7. The os module (and sys, and path)¶
The os and sys modules provide numerous tools to deal with filenames, paths, directories. The os module contains two sub-modules os.sys (same as sys) and os.path that are dedicated to the system and directories; respectively.
Whenever possible, you should use the functions provided by these modules for file, directory, and path manipulations. These modules are wrappers for platform-specific modules, so functions like os.path.split work on UNIX, Windows, Mac OS, and any other platform supported by Python.
7.1. Quick start¶
You can build multi-platform path using the proper separator symbol:
>>> import os
>>> import os.path
>>> os.path.join(os.sep, 'home', 'user', 'work')
'/home/user/work'
>>> os.path.split('/usr/bin/python')
('/usr/bin', 'python')
7.2. Functions¶
The os module has lots of functions. We will not cover all of them thoroughly but this could be a good start to use the module.
7.2.1. Manipulating Directories¶
The getcwd() function returns the current directory (in unicode format with getcwdu() ).
The current directory can be changed using chdir():
os.chdir(path)
The listdir() function returns the content of a directory. Note, however, that it mixes directories and files.
The mkdir() function creates a directory.

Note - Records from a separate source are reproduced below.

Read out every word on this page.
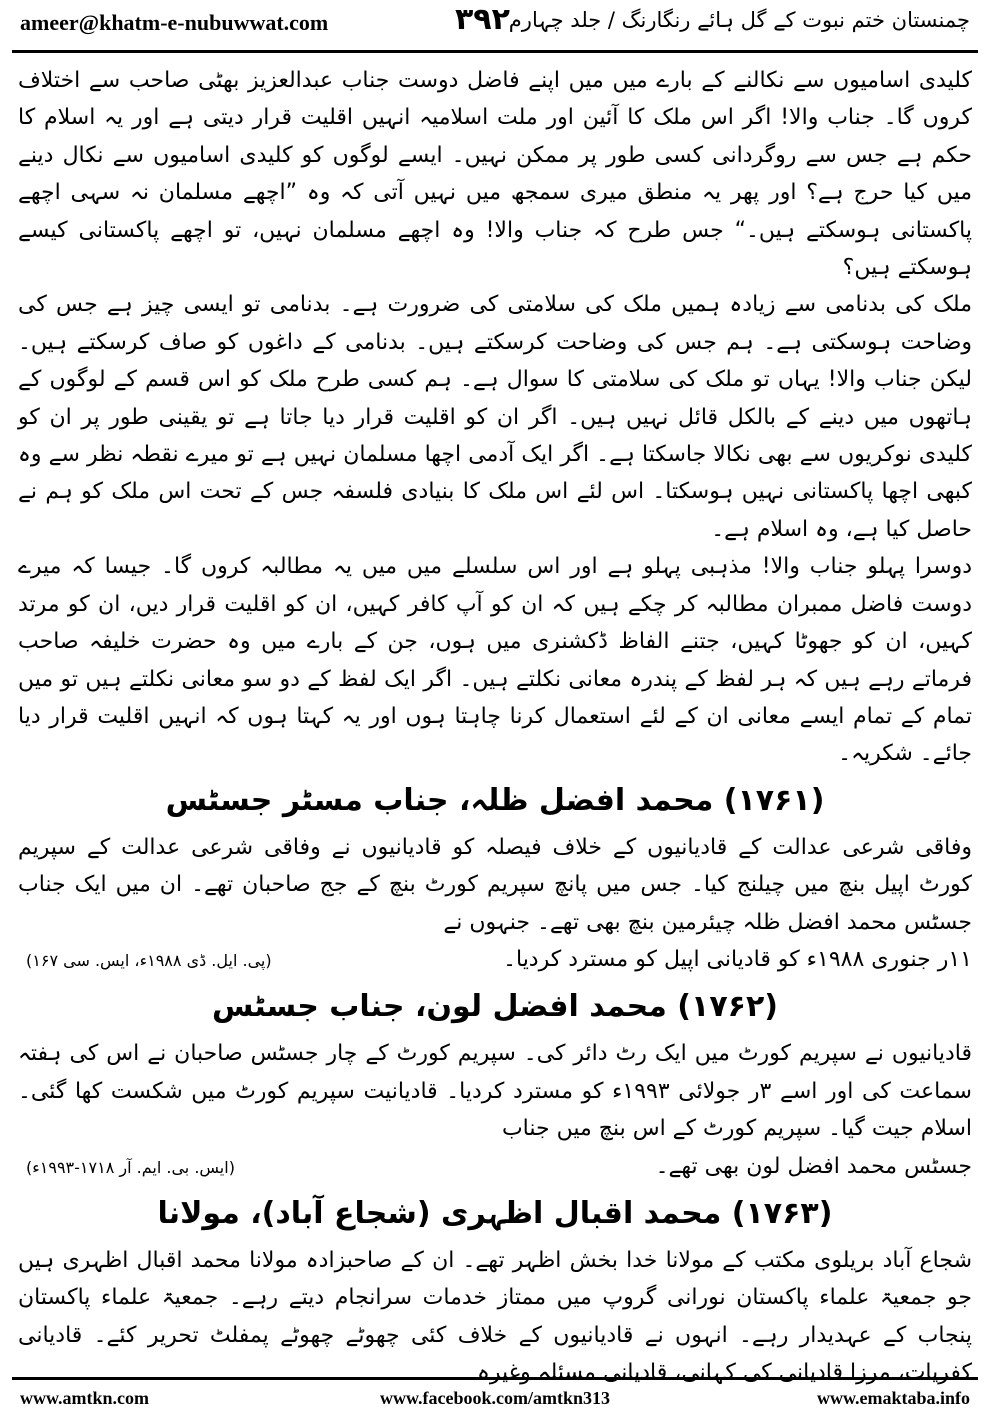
ameer@khatm-e-nubuwwat.com	۳۹۲
چمنستان ختم نبوت کے گل ہائے رنگارنگ / جلد چہارم

کلیدی اسامیوں سے نکالنے کے بارے میں میں اپنے فاضل دوست جناب عبدالعزیز بھٹی صاحب سے اختلاف کروں گا۔ جناب والا! اگر اس ملک کا آئین اور ملت اسلامیہ انہیں اقلیت قرار دیتی ہے اور یہ اسلام کا حکم ہے جس سے روگردانی کسی طور پر ممکن نہیں۔ ایسے لوگوں کو کلیدی اسامیوں سے نکال دینے میں کیا حرج ہے؟ اور پھر یہ منطق میری سمجھ میں نہیں آتی کہ وہ ”اچھے مسلمان نہ سہی اچھے پاکستانی ہوسکتے ہیں۔“ جس طرح کہ جناب والا! وہ اچھے مسلمان نہیں، تو اچھے پاکستانی کیسے ہوسکتے ہیں؟

ملک کی بدنامی سے زیادہ ہمیں ملک کی سلامتی کی ضرورت ہے۔ بدنامی تو ایسی چیز ہے جس کی وضاحت ہوسکتی ہے۔ ہم جس کی وضاحت کرسکتے ہیں۔ بدنامی کے داغوں کو صاف کرسکتے ہیں۔ لیکن جناب والا! یہاں تو ملک کی سلامتی کا سوال ہے۔ ہم کسی طرح ملک کو اس قسم کے لوگوں کے ہاتھوں میں دینے کے بالکل قائل نہیں ہیں۔ اگر ان کو اقلیت قرار دیا جاتا ہے تو یقینی طور پر ان کو کلیدی نوکریوں سے بھی نکالا جاسکتا ہے۔ اگر ایک آدمی اچھا مسلمان نہیں ہے تو میرے نقطہ نظر سے وہ کبھی اچھا پاکستانی نہیں ہوسکتا۔ اس لئے اس ملک کا بنیادی فلسفہ جس کے تحت اس ملک کو ہم نے حاصل کیا ہے، وہ اسلام ہے۔

دوسرا پہلو جناب والا! مذہبی پہلو ہے اور اس سلسلے میں میں یہ مطالبہ کروں گا۔ جیسا کہ میرے دوست فاضل ممبران مطالبہ کر چکے ہیں کہ ان کو آپ کافر کہیں، ان کو اقلیت قرار دیں، ان کو مرتد کہیں، ان کو جھوٹا کہیں، جتنے الفاظ ڈکشنری میں ہوں، جن کے بارے میں وہ حضرت خلیفہ صاحب فرماتے رہے ہیں کہ ہر لفظ کے پندرہ معانی نکلتے ہیں۔ اگر ایک لفظ کے دو سو معانی نکلتے ہیں تو میں تمام کے تمام ایسے معانی ان کے لئے استعمال کرنا چاہتا ہوں اور یہ کہتا ہوں کہ انہیں اقلیت قرار دیا جائے۔ شکریہ۔

(۱۷۶۱) محمد افضل ظلہ، جناب مسٹر جسٹس

وفاقی شرعی عدالت کے قادیانیوں کے خلاف فیصلہ کو قادیانیوں نے وفاقی شرعی عدالت کے سپریم کورٹ اپیل بنچ میں چیلنج کیا۔ جس میں پانچ سپریم کورٹ بنچ کے جج صاحبان تھے۔ ان میں ایک جناب جسٹس محمد افضل ظلہ چیئرمین بنچ بھی تھے۔ جنہوں نے

۱۱ر جنوری ۱۹۸۸ء کو قادیانی اپیل کو مسترد کردیا۔
(پی. ایل. ڈی ۱۹۸۸ء، ایس. سی ۱۶۷)

(۱۷۶۲) محمد افضل لون، جناب جسٹس

قادیانیوں نے سپریم کورٹ میں ایک رٹ دائر کی۔ سپریم کورٹ کے چار جسٹس صاحبان نے اس کی ہفتہ سماعت کی اور اسے ۳ر جولائی ۱۹۹۳ء کو مسترد کردیا۔ قادیانیت سپریم کورٹ میں شکست کھا گئی۔ اسلام جیت گیا۔ سپریم کورٹ کے اس بنچ میں جناب

جسٹس محمد افضل لون بھی تھے۔
(ایس. بی. ایم. آر ۱۷۱۸-۱۹۹۳ء)

(۱۷۶۳) محمد اقبال اظہری (شجاع آباد)، مولانا

شجاع آباد بریلوی مکتب کے مولانا خدا بخش اظہر تھے۔ ان کے صاحبزادہ مولانا محمد اقبال اظہری ہیں جو جمعیۃ علماء پاکستان نورانی گروپ میں ممتاز خدمات سرانجام دیتے رہے۔ جمعیۃ علماء پاکستان پنجاب کے عہدیدار رہے۔ انہوں نے قادیانیوں کے خلاف کئی چھوٹے چھوٹے پمفلٹ تحریر کئے۔ قادیانی کفریات، مرزا قادیانی کی کہانی، قادیانی مسئلہ وغیرہ۔

www.amtkn.com	www.facebook.com/amtkn313	www.emaktaba.info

It returns an error if the parent directory does not exist. If you want to create the parent directory as well, you should rather use makedirs():
>>> os.mkdir('temp') # creates temp directory inside the current directory
>>> os.makedirs(/tmp/temp/temp")
Once created, you can delete an empty directory with rmdir():
>>> import os
>>> os.mkdir('/tmp/temp')
>>> os.rmdir('/tmp/temp')
You can remove all directories within a directory (if there are not empty) by using os.removedirs().
If you want to delete a non-empty directory, use shutil.rmtree() (with cautious).
7.2.2. Removing a file¶
To remove a file, use os.remove(). It raise the OSError exception if the file cannot be removed. Under Linux, you can also use os.unlink().

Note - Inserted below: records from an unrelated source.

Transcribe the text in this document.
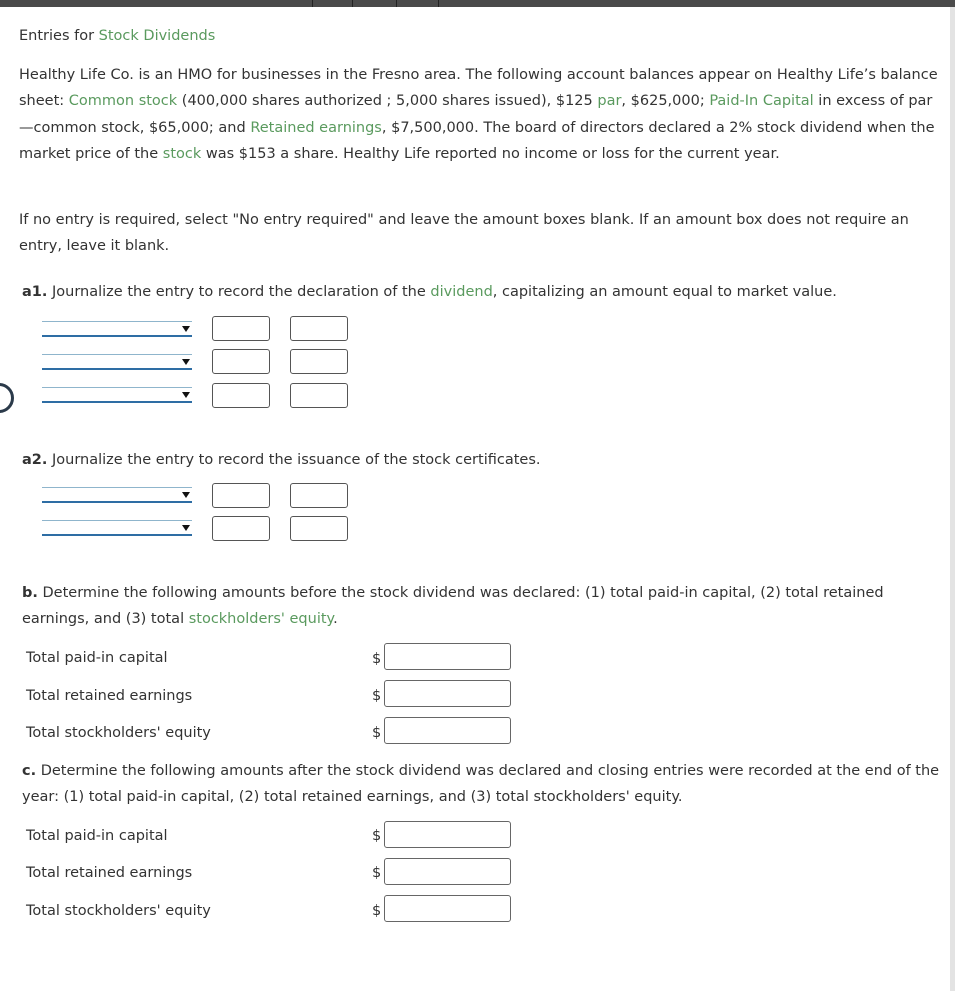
Entries for Stock Dividends
Healthy Life Co. is an HMO for businesses in the Fresno area. The following account balances appear on Healthy Life’s balance sheet: Common stock (400,000 shares authorized ; 5,000 shares issued), $125 par, $625,000; Paid-In Capital in excess of par—common stock, $65,000; and Retained earnings, $7,500,000. The board of directors declared a 2% stock dividend when the market price of the stock was $153 a share. Healthy Life reported no income or loss for the current year.
If no entry is required, select "No entry required" and leave the amount boxes blank. If an amount box does not require an entry, leave it blank.
a1. Journalize the entry to record the declaration of the dividend, capitalizing an amount equal to market value.
a2. Journalize the entry to record the issuance of the stock certificates.
b. Determine the following amounts before the stock dividend was declared: (1) total paid-in capital, (2) total retained earnings, and (3) total stockholders' equity.
Total paid-in capital	$
Total retained earnings	$
Total stockholders' equity	$
c. Determine the following amounts after the stock dividend was declared and closing entries were recorded at the end of the year: (1) total paid-in capital, (2) total retained earnings, and (3) total stockholders' equity.
Total paid-in capital	$
Total retained earnings	$
Total stockholders' equity	$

7.2.3. Renaming files or directories¶
You can rename a file from an old name to a new one by using os.rename(). See also os.renames().
7.2.4. Permission¶
you can change the mode of a file using chmod(). See also chown, chroot, fchmod, fchown.

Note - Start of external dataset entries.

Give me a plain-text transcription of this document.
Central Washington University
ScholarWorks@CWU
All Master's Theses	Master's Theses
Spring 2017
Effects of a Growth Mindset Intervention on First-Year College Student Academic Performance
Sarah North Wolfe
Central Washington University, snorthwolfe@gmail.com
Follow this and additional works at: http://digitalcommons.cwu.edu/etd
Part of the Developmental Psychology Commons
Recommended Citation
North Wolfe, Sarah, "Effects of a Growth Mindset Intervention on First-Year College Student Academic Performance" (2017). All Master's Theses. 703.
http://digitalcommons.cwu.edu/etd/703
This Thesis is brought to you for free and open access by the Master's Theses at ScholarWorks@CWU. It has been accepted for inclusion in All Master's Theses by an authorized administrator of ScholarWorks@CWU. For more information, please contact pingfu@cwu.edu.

The os.access() verifies the access permission specified in the mode argument. Returns 1 if the access is granted, 0 otherwise. The mode can be:
os.F_OK | Value to pass as the mode parameter of access() to test the existence of path. |
os.R_OK: | Value to include in the mode parameter of access() to test the readability of path. |
os.W_OK | Value to include in the mode parameter of access() to test the writability of path. |
os.X_OK | Value to include in the mode parameter of access() to determine if path can be |
>>> os.access("validFile", os.F_OK)
True
You can change the mask of a file using the the os.umask() function. The mask is just a number that summarises the permissions of a file:
os.umask(644)
7.2.5. Using more than one process¶
On Unix systems, os.fork() tells the computer to copy everything about the currently running program into a newly created program that is separated, but almost entirely identical. The newly created process is the child process and gets the data and code of the parent process. The child process gets a process number known as pid. The parent and child processes are independent.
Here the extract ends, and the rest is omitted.